Our plan is to introduce baselines on aggregates with end of this year as well, so that you have both options.

- Yes the alert always uses the last updated baseline value for each entity. So again, for 5 hosts you get 5 baselines, one for each host depending on the metric level. You can easily check that by creating a baseline for one host or one service alone, which should be exactly the value shown in the config screen.

Best greetings,

Wolfgang

emily · ‎10 Aug 2020

Hi Wolfgang,

Thank you for your response!

Can you please confirm my new understanding:

- "Auto-adaptive baselines are updated once a day." So this means the baseline is at a single value (e.g. 1ms) for 24 hours and then could shift to a new value (e.g. 9ms) for the following 24 hours based on subsequent data? Also when during the day does this change happen? (e.g. Midnight)

- "In current state we do not aggregate over entities." So the current selection for the aggregation picklist has no impact in the current release?

Thanks Again!

Emily

wolfgang_beer · ‎10 Aug 2020

- Yes exactly, this current model adapts once a day, based on 7 days of historic data.
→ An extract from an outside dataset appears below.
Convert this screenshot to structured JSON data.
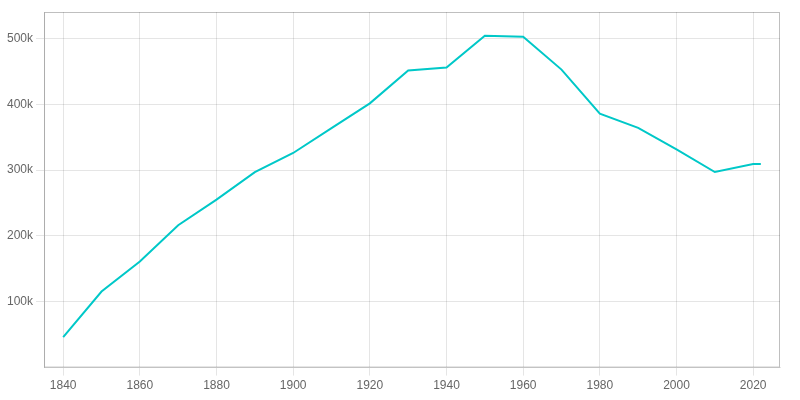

- The current selection of aggregate refers to the 'subminute' aggregate that is used per single line. As e.g.: host cpu metric is collected 6 times a minute for each host, with this selection you can control which line you would like to baseline, the line of the avg of those 6 measurements per minute, the max, min, or count (makes not much sense here).

emily · ‎10 Aug 2020

Hi Wolfgang,

One last question, promise!

Does the same apply to those baselines that were before, like errors, load and response time? Are those also adjusted once every 24hrs?

Thanks again!

Emily

wolfgang_beer · ‎11 Aug 2020

No problem at all, happy to answer all your questions.

Yes same applies to all built in service and application baselines that already were in place.

DanteP · ‎05 Sep 2020

Hi @Wolfgang B.

Just a quick question. Does this new baseline work OOTB for infrastructure metrics? Or a Custom Alert is required? Does, for example, CPU "Automatic" Anomaly is still hardcoded at 95% ? or will now work with a baseline? Is the same with all others Resource events?

Thanks!

wolfgang_beer · ‎07 Sep 2020

Existing settings are unchanged. By the way, CPU as well as Memory are saturation events, I would not set those to baselining, as it would not deliver the same semantics. For a CPU it might be a bit harsh to alert if a learned baseline of 30% is breached with e.g.: 35%. Here i would really leave the threshold based alerting in place.